3. APRESENTAÇÃO DE NOSSA SENHORA
No dia 21 de
novembro celebramos a Apresentação de Nossa Senhora. Maria é
oferecida a Deus pelos seus pais, São Joaquim e Santa Ana, no Templo
de Jerusalém.
Foram
silenciados, como a sua humildade, os anos de infância de Maria
Santíssima. A Sagrada Escritura nada nos diz. Os cristãos, no
entanto, desejavam conhecer com mais detalhe a vida de Maria. Era uma
aspiração legítima. E como os evangelhos guardam silêncio até ao
momento da Anunciação, a piedade popular, inspirada em várias
passagens do Antigo e do Novo Testamento, depressa elaborou algumas
narrações simples que depois seriam recolhidas na arte, na poesia e
na espiritualidade cristã.
Um destes
episódios, porventura o mais representativo, é o da Apresentação
da Virgem. Maria é oferecida a Deus pelos seus pais, Joaquim e Ana,
no Templo de Jerusalém. O mesmo que fez outra Ana, mãe do profeta
Samuel, que ofereceu o seu filho para o serviço de Deus no
tabernáculo onde se manifestava a sua glória (cf. 1Sam 1, 21-28).

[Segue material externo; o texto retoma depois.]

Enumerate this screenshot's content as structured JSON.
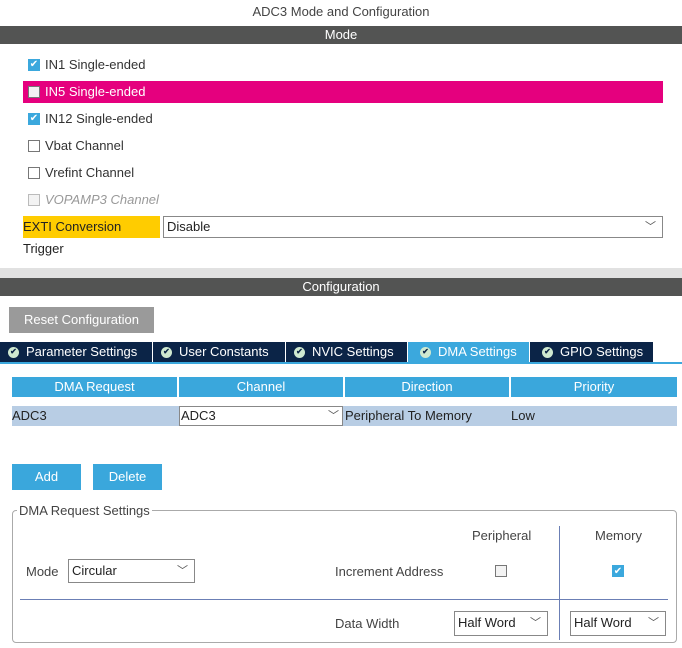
{
  "title": "ADC3 Mode and Configuration",
  "mode_header": "Mode",
  "channels": [
    {
      "label": "IN1 Single-ended",
      "checked": true
    },
    {
      "label": "IN5 Single-ended",
      "checked": false,
      "highlighted": true
    },
    {
      "label": "IN12 Single-ended",
      "checked": true
    },
    {
      "label": "Vbat Channel",
      "checked": false
    },
    {
      "label": "Vrefint Channel",
      "checked": false
    },
    {
      "label": "VOPAMP3 Channel",
      "checked": false,
      "disabled": true
    }
  ],
  "exti": {
    "label": "EXTI Conversion Trigger",
    "value": "Disable"
  },
  "config_header": "Configuration",
  "reset_button": "Reset Configuration",
  "tabs": [
    "Parameter Settings",
    "User Constants",
    "NVIC Settings",
    "DMA Settings",
    "GPIO Settings"
  ],
  "active_tab": "DMA Settings",
  "table": {
    "headers": [
      "DMA Request",
      "Channel",
      "Direction",
      "Priority"
    ],
    "rows": [
      {
        "request": "ADC3",
        "channel": "ADC3",
        "direction": "Peripheral To Memory",
        "priority": "Low"
      }
    ]
  },
  "add_button": "Add",
  "delete_button": "Delete",
  "settings": {
    "legend": "DMA Request Settings",
    "mode_label": "Mode",
    "mode_value": "Circular",
    "peripheral": "Peripheral",
    "memory": "Memory",
    "increment_label": "Increment Address",
    "increment_peripheral": false,
    "increment_memory": true,
    "data_width_label": "Data Width",
    "data_width_peripheral": "Half Word",
    "data_width_memory": "Half Word"
  },
  "colors": {
    "highlight": "#e5007e",
    "accent": "#3aa7dc",
    "tab_bg": "#0b2447",
    "exti_bg": "#ffcc00"
  }
}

De igual modo, anos depois, Maria e José levariam Jesus
recém-nascido ao Templo para o apresentar ao Senhor (cf. Lc 2,
22-38).
Em rigor, não
há uma história destes anos da Virgem, senão a que a tradição
nos foi transmitindo. O primeiro texto escrito que refere este
episódio – dele dependem numerosos testemunhos da tradição
posterior – é o Proto-evangelho de São Tiago, um escrito apócrifo
do século II. Apócrifo significa que não pertence ao cânone dos
livros inspirados por Deus; mas este facto não exclui que alguns
desses relatos tenham certos elementos verdadeiros. Com efeito,
despojado dos detalhes possivelmente lendários, a Igreja incluiu
este episódio na liturgia: primeiro em Jerusalém, onde em 543 a
Basílica de Santa Maria Nova foi dedicada em memória da
Apresentação e no século XIV quando, a festa passou para o
Ocidente e a sua comemoração litúrgica se fixou no dia 21 de
novembro.
Maria no Templo.
Toda a sua beleza e graça – estava cheia de formosura na alma e no
corpo – eram para o Senhor. É este o conteúdo teológico da festa
da Apresentação da Virgem. E neste sentido a liturgia aplica-lhe
algumas frases dos livros sagrados: «exerci diante dele o meu
ministério no tabernáculo santo e assim me estabeleci em Sião. Na
cidade amada Ele me fez repousar e em Jerusalém está o meu poder.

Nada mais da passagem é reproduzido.